Both sides agree that most of the official comments on the case and its presumed outcome have been made in reference to the best-known defendant, Khalid Sheikh Mohammed, the alleged 9/11 mastermind.
His military defense counsel, Marine Maj. Derek Poteet, contended that too many “plainly inappropriate and reckless” comments have piled up – the bell cannot be “un-rung.” Poteet told Pohl that this case will be looked to for decades for “what is acceptable in military justice.”
Ultimately, the case will be decided by a panel of 12 military officers selected from a larger pool. Swann said that the impact of comments by public officials could be dealt with in voir dire.
James Harrington, the lead lawyer for Ramzi bin al Shibh, was not planning to add his own oral arguments to the record on Friday, as all defense lawyers have joined the unlawful influence motion. But he came to the podium to discuss Swann’s statement that defense attorneys had “no proof” that any government entity engaged in improper surveillance.
“How would we have proof of that?” Harrington said; one of the agencies would have to admit it.
Parts of the hearings in October dealt with a now-closed FBI investigation into Harrington's legal team. Pohl ruled then that the probe did not create a conflict, but he ordered the Justice Department to turn over discovery on what had transpired.
Harrington told Pohl on Friday that he has, in fact, been receiving discovery on the FBI investigation into his team that details a clear “invasion” into the defense counsel. He said that issue will “roar” back into the case in the months ahead.

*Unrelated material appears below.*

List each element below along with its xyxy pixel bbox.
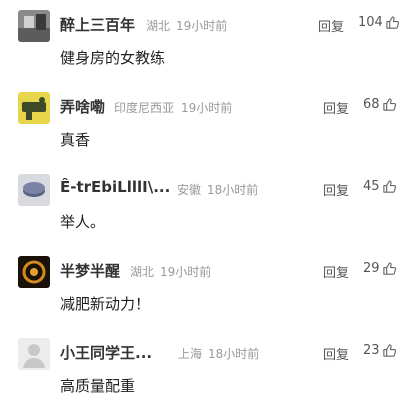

Ruiz added that he was trained in the law but not in counter-surveillance operations.
“I have no intelligence background to ‘out’ the people who are monitoring me,” he said.
Ruiz asked Pohl to use all his “power and authority” to take steps to "purge" the taint associated with the case, though he doubted it was possible at this point. The judge did not rule on the unlawful influence motion Friday.
Toward day's end, James Connell, the lead attorney for Ammar al Baluchi, moved forward with his argument on the defense's motion to compel discovery on communications between the White House, the Justice Department and the CIA on the CIA’s Rendition, Detention and Interrogation (RDI) Program.
Doing so, he said, would move the case into its “second phase.” Connell said the information was critical to understanding a complex “loop” of communications behind decisions for the RDI program. The information is relevant for mitigation purposes and also to the admissibility of statements made by defendants to interrogators after arriving at Guantanamo Bay, he explained to the court.
But the chief prosecutor, Army Brig. Gen. Mark Martins, said that a better way forward was a “consolidated” approach on all pending CIA-related discovery. Connell characterized the government’s approach to discovery as “delay, deny and degrade,” which Martins said was not accurate. Martins says his team works on discovery seven days a week.
“We know [our discovery obligations] and are going to turn over a lot of stuff,” Martins said.
Pohl sided with Martins, giving him two weeks to file a pleading with the full list of the contested discovery issues. The judge then asked the government when the entire discovery process would be completed. Prosecutor Clay Trivett gave him a date of Sept. 30, 2016.
In a press conference after the hearing, defense lawyers estimated that a trial was at least five years away. Martins did not agree but declined to estimate when a trial could start.